Muhtarlardan bahsederken İngiliz Memiş’i pas geçemeyiz. İstanbul işgal altında iken İngiliz kolluk kuvvetleri R. Fener’den silah kaçırılıyor ihbarını alır. Bir gün köye baskın yapılır. İngiliz Yüzbaşının yanında Rum tercüman vardır. Muhtar çağrılır ve muhtara “Halka söyleyin, herkes evinde, mağazasında, bahçesinde ve kayığında ne kadar tüfek, tabanca, bıçak, satır, kazma, balta, nacak varsa hemen getirsin” der.
Durumun vahametini anlayan muhtar Memiş Reis, yüksek bir yerde çıkar ve köy halkına şöyle der “Her kimde veya evinde, bahçesinde, teknesinde tabanca, tüfek, bıçak, satır, kama, kazma, nacak, balta varsa sakın getirmesin. Onları çok iyi yere saklasın, yarın lazım olabilir”. İngiliz komutan tercümana muhtarın ne dediğini sorar. Tercüman muhtarın söylediklerini aynen anlatır. İngiliz komutan, tercümana “Muhtar ülkesini ne kadar çok seviyormuş. Bu durum da bize de gitmek düşer” der ve R. Fener’i terk eder. O günden sonra da Memiş Reis’e “ İngiliz Memiş” denir.

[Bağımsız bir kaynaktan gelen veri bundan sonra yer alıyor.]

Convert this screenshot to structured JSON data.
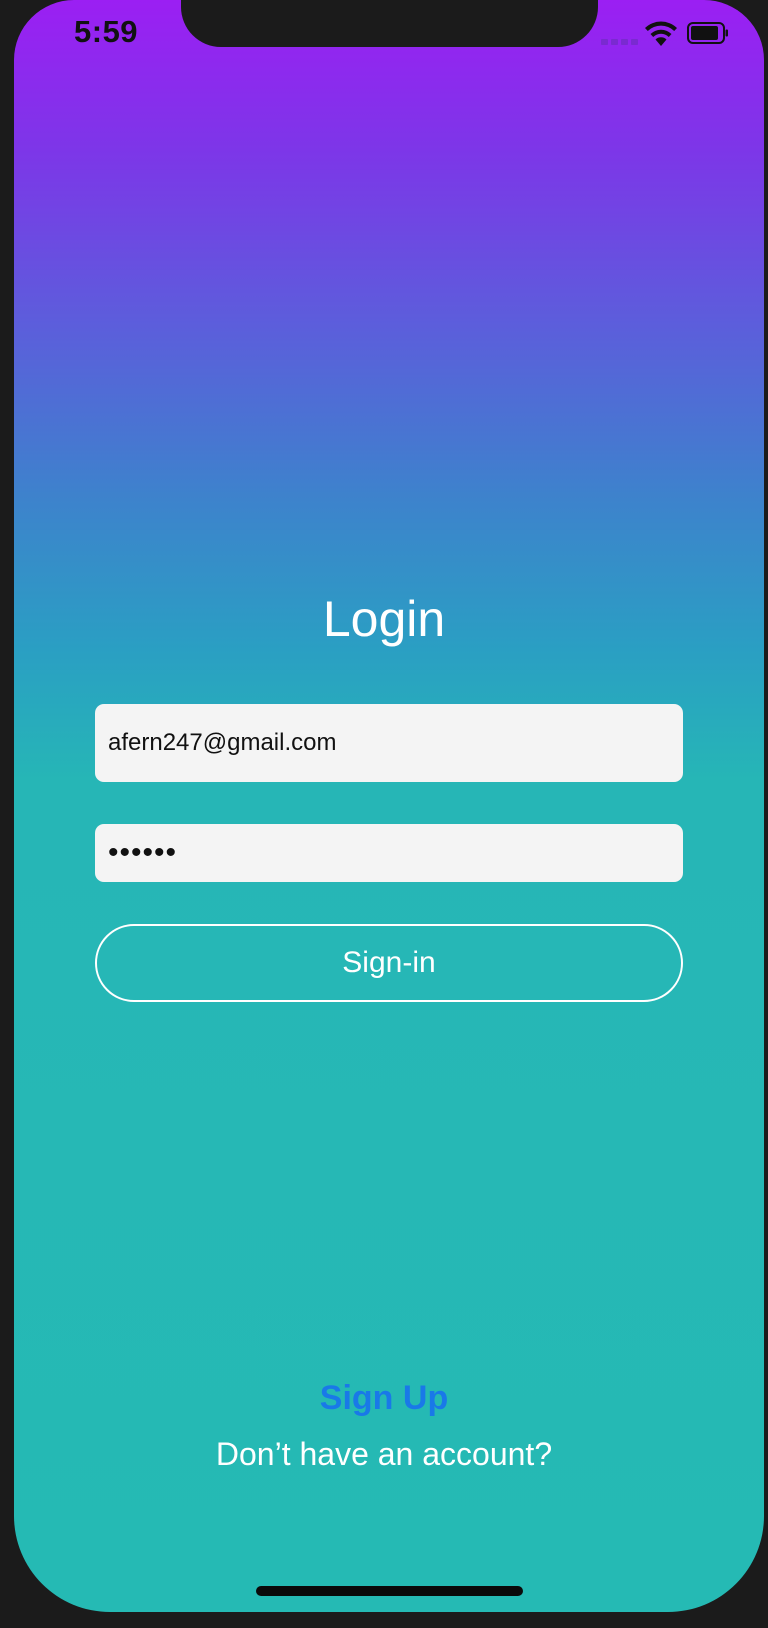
{
  "status_bar": {
    "time": "5:59"
  },
  "login": {
    "title": "Login",
    "email_value": "afern247@gmail.com",
    "password_value": "••••••",
    "signin_label": "Sign-in"
  },
  "footer": {
    "signup_label": "Sign Up",
    "no_account_text": "Don’t have an account?"
  },
  "colors": {
    "gradient_top": "#9b1ff3",
    "gradient_bottom": "#25bab4",
    "link": "#1979e8",
    "input_bg": "#f4f4f4"
  },
  "icons": [
    "wifi-icon",
    "battery-icon",
    "signal-icon"
  ]
}
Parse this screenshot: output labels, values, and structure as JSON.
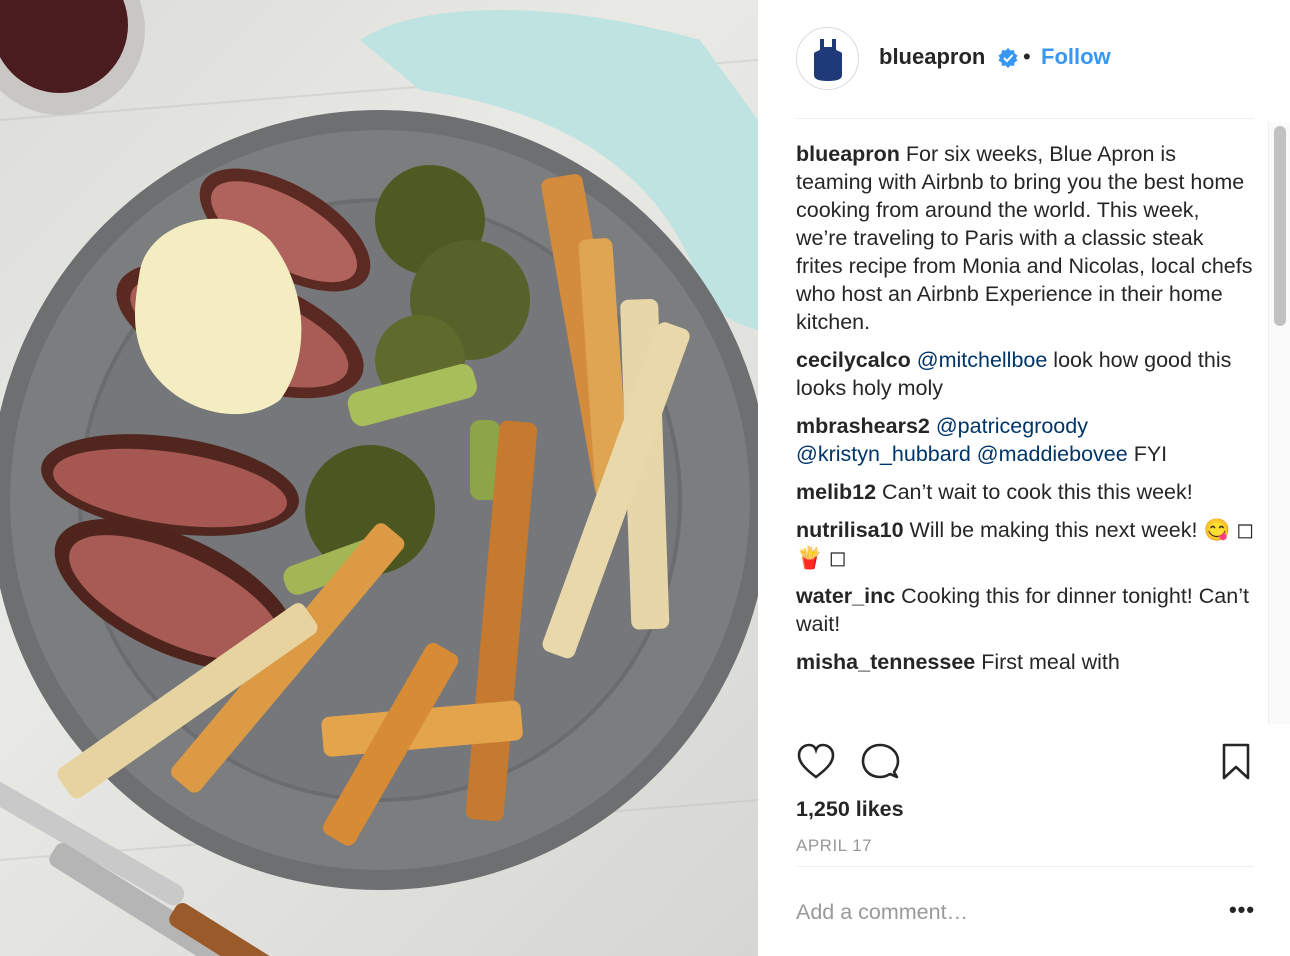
{
  "post": {
    "handle": "blueapron",
    "follow_label": "Follow",
    "separator": "•",
    "brand_color": "#1e3a78",
    "verified_color": "#3897f0"
  },
  "comments": [
    {
      "user": "blueapron",
      "parts": [
        {
          "text": " For six weeks, Blue Apron is teaming with Airbnb to bring you the best home cooking from around the world. This week, we’re traveling to Paris with a classic steak frites recipe from Monia and Nicolas, local chefs who host an Airbnb Experience in their home kitchen.",
          "mention": false
        }
      ]
    },
    {
      "user": "cecilycalco",
      "parts": [
        {
          "text": " ",
          "mention": false
        },
        {
          "text": "@mitchellboe",
          "mention": true
        },
        {
          "text": " look how good this looks holy moly",
          "mention": false
        }
      ]
    },
    {
      "user": "mbrashears2",
      "parts": [
        {
          "text": " ",
          "mention": false
        },
        {
          "text": "@patricegroody",
          "mention": true
        },
        {
          "text": " ",
          "mention": false
        },
        {
          "text": "@kristyn_hubbard",
          "mention": true
        },
        {
          "text": " ",
          "mention": false
        },
        {
          "text": "@maddiebovee",
          "mention": true
        },
        {
          "text": " FYI",
          "mention": false
        }
      ]
    },
    {
      "user": "melib12",
      "parts": [
        {
          "text": " Can’t wait to cook this this week!",
          "mention": false
        }
      ]
    },
    {
      "user": "nutrilisa10",
      "parts": [
        {
          "text": " Will be making this next week! 😋 ◻🍟 ◻",
          "mention": false
        }
      ]
    },
    {
      "user": "water_inc",
      "parts": [
        {
          "text": " Cooking this for dinner tonight! Can’t wait!",
          "mention": false
        }
      ]
    },
    {
      "user": "misha_tennessee",
      "parts": [
        {
          "text": " First meal with",
          "mention": false
        }
      ]
    }
  ],
  "likes": "1,250 likes",
  "date": "APRIL 17",
  "add_comment_placeholder": "Add a comment…",
  "more_label": "•••"
}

Bu büyük balıkçı köyünde köfte yiyerek karnımızı doyurduk. İşimiz bittiğinde saat hayli ilerlemişti. Ağır ağır yürüdük köy içinden köy başına doğru. Otobüs durağını gördüğümüzde otobüsün hareket ettiğini gördük. Eğer biraz az çene çalsaydık otobüse yetişmemiz işten değildi ama olmadı… Çok beklemedik üç özel otomobil boş olarak önümüzden geçip gitti. Dördüncüye ise biz bakmadık bile ama vasıtayı kullanan ermiş olacak ki üç beş metre sonra durdu ve bizi bekledi. Allah’ın selâmını verip girdik arabaya… İyi de ettik yoksa feci sıcak altında buram buram terleyecek, bizi almadan gelip geçene yuuuhhh diyecektik. Demek ki insanlık daha ölmemiş! Bu duygularla Sarıyer’e geldik. Bakalım gelecek hafta yolumuz nereye düşecek?